Depuis la fin de février mes étudiants sont en grève. Dans ce conflit — dont j’explique le contexte plus bas — je suis favorable à leurs revendications. J’ai donc participé, quand mon emploi du temps me le permettait (je ne suis pas en grève), à plusieurs manifestations, en particulier celles qui avaient lieu en soirée, telles les « manifs de casseroles ». Le titre #ManifEnCours reprend un hashtag (ou « mot-clic ») de Twitter, beaucoup utilisé depuis le début du conflit. Pendant les défilés, des manifestants, des journalistes et même parfois des policiers envoient infos, anecdotes et commentaires sur le réseau du gazouillis. En cliquant sur #ManifEnCours, sur son rejeton #CasserolesEnCours et sur #ggi (grève générale illimitée), on peut ainsi avoir en direct des renseignements sur les trajets des manifestations, l’importance des défilés et les interventions policières, etc. L’expression « en cours » renvoie aussi à l’expérience de prise de vue pendant les manifestations et souvent au milieu d’elles, de même qu’à l’idée du déroulement, du processus, de la dynamique associés à toute cette mobilisation.

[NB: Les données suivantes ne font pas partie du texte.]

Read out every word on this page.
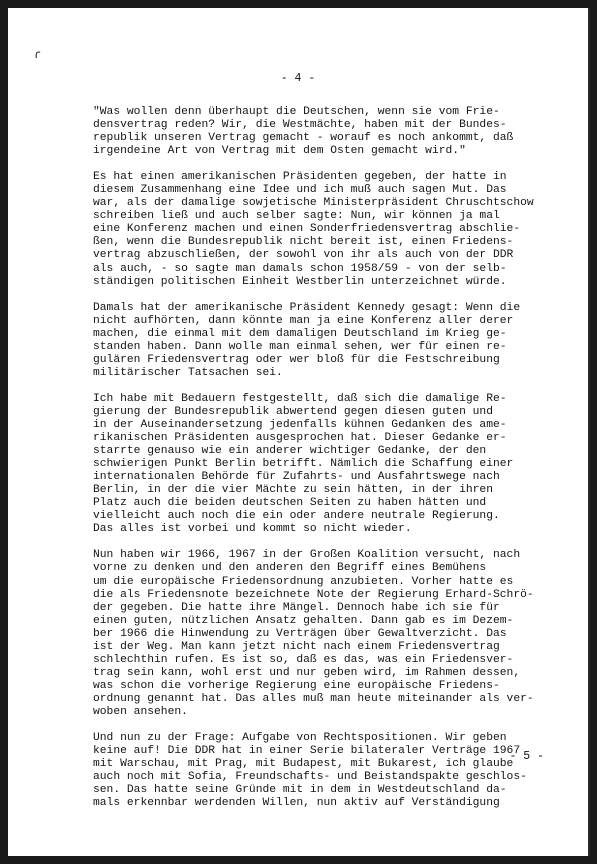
ɾ
- 4 -

"Was wollen denn überhaupt die Deutschen, wenn sie vom Frie-
densvertrag reden? Wir, die Westmächte, haben mit der Bundes-
republik unseren Vertrag gemacht - worauf es noch ankommt, daß
irgendeine Art von Vertrag mit dem Osten gemacht wird."

Es hat einen amerikanischen Präsidenten gegeben, der hatte in
diesem Zusammenhang eine Idee und ich muß auch sagen Mut. Das
war, als der damalige sowjetische Ministerpräsident Chruschtschow
schreiben ließ und auch selber sagte: Nun, wir können ja mal
eine Konferenz machen und einen Sonderfriedensvertrag abschlie-
ßen, wenn die Bundesrepublik nicht bereit ist, einen Friedens-
vertrag abzuschließen, der sowohl von ihr als auch von der DDR
als auch, - so sagte man damals schon 1958/59 - von der selb-
ständigen politischen Einheit Westberlin unterzeichnet würde.

Damals hat der amerikanische Präsident Kennedy gesagt: Wenn die
nicht aufhörten, dann könnte man ja eine Konferenz aller derer
machen, die einmal mit dem damaligen Deutschland im Krieg ge-
standen haben. Dann wolle man einmal sehen, wer für einen re-
gulären Friedensvertrag oder wer bloß für die Festschreibung
militärischer Tatsachen sei.

Ich habe mit Bedauern festgestellt, daß sich die damalige Re-
gierung der Bundesrepublik abwertend gegen diesen guten und
in der Auseinandersetzung jedenfalls kühnen Gedanken des ame-
rikanischen Präsidenten ausgesprochen hat. Dieser Gedanke er-
starrte genauso wie ein anderer wichtiger Gedanke, der den
schwierigen Punkt Berlin betrifft. Nämlich die Schaffung einer
internationalen Behörde für Zufahrts- und Ausfahrtswege nach
Berlin, in der die vier Mächte zu sein hätten, in der ihren
Platz auch die beiden deutschen Seiten zu haben hätten und
vielleicht auch noch die ein oder andere neutrale Regierung.
Das alles ist vorbei und kommt so nicht wieder.

Nun haben wir 1966, 1967 in der Großen Koalition versucht, nach
vorne zu denken und den anderen den Begriff eines Bemühens
um die europäische Friedensordnung anzubieten. Vorher hatte es
die als Friedensnote bezeichnete Note der Regierung Erhard-Schrö-
der gegeben. Die hatte ihre Mängel. Dennoch habe ich sie für
einen guten, nützlichen Ansatz gehalten. Dann gab es im Dezem-
ber 1966 die Hinwendung zu Verträgen über Gewaltverzicht. Das
ist der Weg. Man kann jetzt nicht nach einem Friedensvertrag
schlechthin rufen. Es ist so, daß es das, was ein Friedensver-
trag sein kann, wohl erst und nur geben wird, im Rahmen dessen,
was schon die vorherige Regierung eine europäische Friedens-
ordnung genannt hat. Das alles muß man heute miteinander als ver-
woben ansehen.

Und nun zu der Frage: Aufgabe von Rechtspositionen. Wir geben
keine auf! Die DDR hat in einer Serie bilateraler Verträge 1967
mit Warschau, mit Prag, mit Budapest, mit Bukarest, ich glaube
auch noch mit Sofia, Freundschafts- und Beistandspakte geschlos-
sen. Das hatte seine Gründe mit in dem in Westdeutschland da-
mals erkennbar werdenden Willen, nun aktiv auf Verständigung

- 5 -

ManifEnCours : contexte et expressions de la contestation
La grève a été déclenchée le 13 février 2012, par deux associations étudiantes de l’Université du Québec à Montréal et une de l’Université Laval. De semaine en semaine, d’autres associations des différentes universités québécoises et des Cégeps [1] emboîtent le pas. Au plus fort du mouvement, plus des trois-quarts des étudiants sont en grève [2]. Si de nombreuses associations, voyant la fin de l’année académique approcher, décident de retourner en classe pour ne pas risquer de perdre leur session, environ un quart des étudiants a poursuivi ce qui est devenu la grève générale illimitée. Celle-ci est donc toujours en cours [3], quoique techniquement suspendue jusqu’à la mi-août à cause des vacances estivales et d’une loi d’exception [4], sur laquelle je reviendrai plus loin.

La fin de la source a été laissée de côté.